Junge: Wir haben andere Schnittmengen mit den anderen Parteien, und vielleicht lässt sich dadurch dann auf einer anderen Ebene kommunizieren. Aber das ist etwas, was wir jetzt rauszufinden haben: Haben wir die Möglichkeit, unsere Themen zu platzieren, oder werden wir nur hereinkomplimentiert? Entsprechend werden wir uns in den Gesprächen verhalten.
taz: Das heißt, die Chance des Scheiterns ist real.
Junge: Genau, wir gehen ergebnisoffen rein, aber das ist natürlich auch kein Versprechen, dass es funktioniert. Wenn die Gespräche nicht zeigen, dass es die Möglichkeit für Kooperation und Kompromiss gibt, dann sind wir auch nicht dabei.
taz: Was für Rückmeldungen bekommen Sie von Ihrer Basis zu den Verhandlungen?
Junge: Das ist sehr unterschiedlich. Wenn man die Möglichkeit hat, das zu erklären, dann erzeugt das auch durchaus Verständnis.
taz: Passt das zum Selbstverständnis von Volt als unideologische Partei?
Junge: Ja. Auf kommunaler Ebene gibt es eine Menge Themen, bei denen wir zu den Grünen passen. Aber wir haben auch andere Themenbereiche. Etwa die Digitalisierung oder die Förderung des Einzelhandels. Deswegen werden gerade in der Start-up- und Selbstständigen-Szene Hoffnungen in uns gesetzt. Darüber müssten wir mit den Grünen nicht streiten. Inhabergeführte Geschäfte und kleinteilige, diverse Ladenbereiche sind nichts Superkontroverses. Aber den Fokus oder auch das Augenmerk darauf zu legen, ist noch mal was anderes.
taz: Rechnen Sie damit, im kommenden Jahr auch in die Hamburger Bürgerschaft einzuziehen?

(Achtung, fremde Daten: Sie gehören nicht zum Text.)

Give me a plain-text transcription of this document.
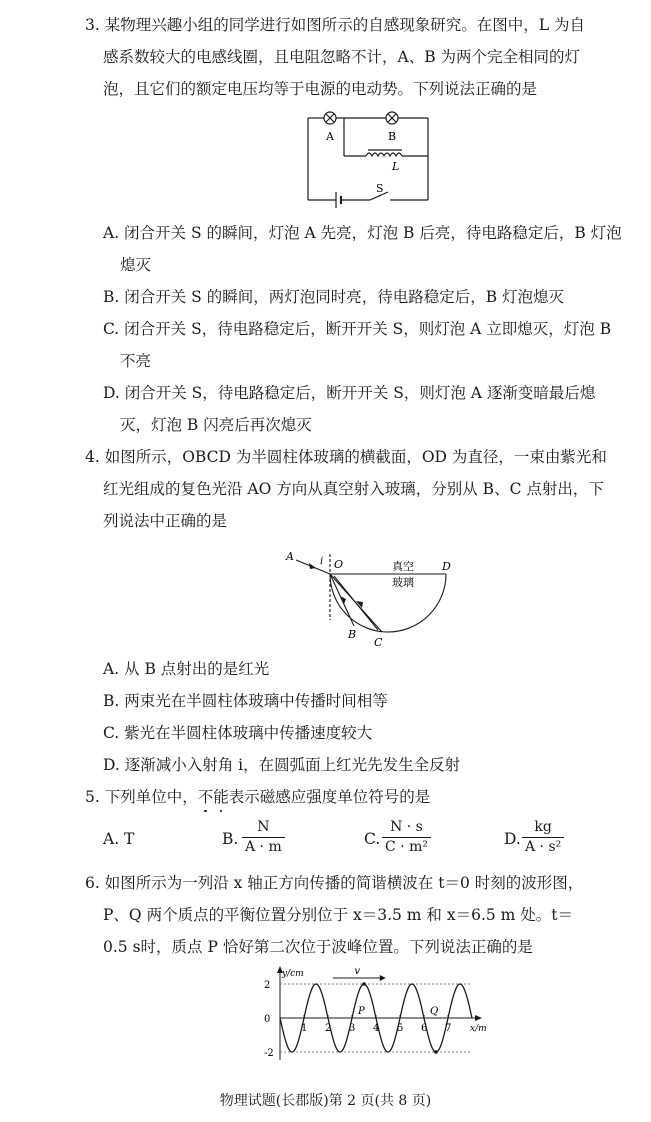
3. 某物理兴趣小组的同学进行如图所示的自感现象研究。在图中，L 为自
感系数较大的电感线圈，且电阻忽略不计，A、B 为两个完全相同的灯
泡，且它们的额定电压均等于电源的电动势。下列说法正确的是
A	B
L
S
A. 闭合开关 S 的瞬间，灯泡 A 先亮，灯泡 B 后亮，待电路稳定后，B 灯泡
熄灭
B. 闭合开关 S 的瞬间，两灯泡同时亮，待电路稳定后，B 灯泡熄灭
C. 闭合开关 S，待电路稳定后，断开开关 S，则灯泡 A 立即熄灭，灯泡 B
不亮
D. 闭合开关 S，待电路稳定后，断开开关 S，则灯泡 A 逐渐变暗最后熄
灭，灯泡 B 闪亮后再次熄灭
4. 如图所示，OBCD 为半圆柱体玻璃的横截面，OD 为直径，一束由紫光和
红光组成的复色光沿 AO 方向从真空射入玻璃，分别从 B、C 点射出，下
列说法中正确的是
A	i O	D
真空
玻璃
B
C
A. 从 B 点射出的是红光
B. 两束光在半圆柱体玻璃中传播时间相等
C. 紫光在半圆柱体玻璃中传播速度较大
D. 逐渐减小入射角 i，在圆弧面上红光先发生全反射
5. 下列单位中，不
能
表示磁感应强度单位符号的是
A. T	B. $\frac{N}{A \cdot m}$	C. $\frac{N \cdot s}{\text{C · m²}}$	D. $\frac{kg}{\text{A · s²}}$
6. 如图所示为一列沿 x 轴正方向传播的简谐横波在 t＝0 时刻的波形图，
P、Q 两个质点的平衡位置分别位于 x＝3.5 m 和 x＝6.5 m 处。t＝
0.5 s时，质点 P 恰好第二次位于波峰位置。下列说法正确的是
1 2 3 4 5 6 7
2
0
-2
x/m
y/cm
P	Q
v
物理试题(长郡版)第 2 页(共 8 页)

Junge: Damit zu rechnen, wäre vermessen. Aber wenn wir antreten, dann haben wir auch das Ziel einzuziehen. Bei uns wird gerade ein Wahlprogramm geschrieben, wo jetzt schon total viele, starke Ideen drin stehen. Und ich habe Bock drauf, die auf die Straße zu bringen. Dann werden wir sehen, ob das reicht. Die fünf Prozent in den Bezirken haben auf jeden Fall gezeigt, dass es nicht unmöglich ist.
taz: Könnten Sie dann auch bei der Senatsbildung den Königsmacher geben?

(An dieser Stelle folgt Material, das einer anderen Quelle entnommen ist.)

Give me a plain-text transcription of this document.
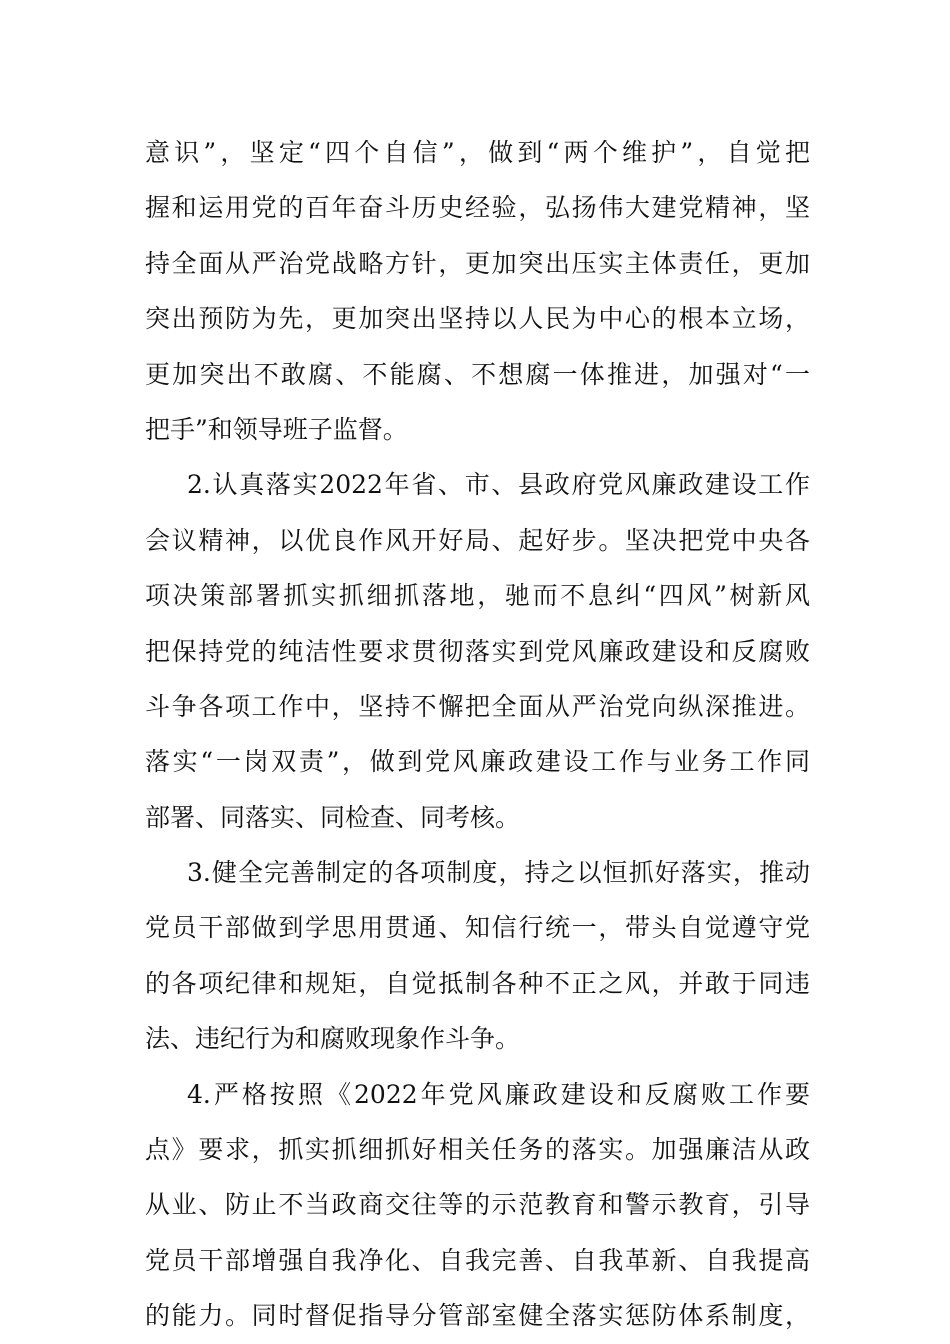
意识”，坚定“四个自信”，做到“两个维护”，自觉把
握和运用党的百年奋斗历史经验，弘扬伟大建党精神，坚
持全面从严治党战略方针，更加突出压实主体责任，更加
突出预防为先，更加突出坚持以人民为中心的根本立场，
更加突出不敢腐、不能腐、不想腐一体推进，加强对“一
把手”和领导班子监督。
2.认真落实2022年省、市、县政府党风廉政建设工作
会议精神，以优良作风开好局、起好步。坚决把党中央各
项决策部署抓实抓细抓落地，驰而不息纠“四风”树新风
把保持党的纯洁性要求贯彻落实到党风廉政建设和反腐败
斗争各项工作中，坚持不懈把全面从严治党向纵深推进。
落实“一岗双责”，做到党风廉政建设工作与业务工作同
部署、同落实、同检查、同考核。
3.健全完善制定的各项制度，持之以恒抓好落实，推动
党员干部做到学思用贯通、知信行统一，带头自觉遵守党
的各项纪律和规矩，自觉抵制各种不正之风，并敢于同违
法、违纪行为和腐败现象作斗争。
4.严格按照《2022年党风廉政建设和反腐败工作要
点》要求，抓实抓细抓好相关任务的落实。加强廉洁从政
从业、防止不当政商交往等的示范教育和警示教育，引导
党员干部增强自我净化、自我完善、自我革新、自我提高
的能力。同时督促指导分管部室健全落实惩防体系制度，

Junge: Erst mal müssen wir einziehen, und dann kann man sich überlegen, ob man dafür in einer Konstellation zur Verfügung stehen kann.
taz: Ist es aus Ihrer Sicht überhaupt gut, wenn so ganz junge Parteien gleich in die Regierungsverantwortung kommen, wie jetzt vielleicht das BSW in Thüringen?
Junge: Ich würde noch mal einen großen Unterschied zwischen dem BSW und uns machen. Wir werden jetzt zum zweiten Mal zur Bürgerschaft antreten. Unsere Programmatik ist deutlich weiter als die vom BSW. Beim BSW habe ich bisher noch keine größere Programmatik lesen können. Die Frage ist, wie zuverlässig eine junge Partei in Regierungsverantwortung sein kann. Die müssen wir uns auch stellen, wenn wir einziehen.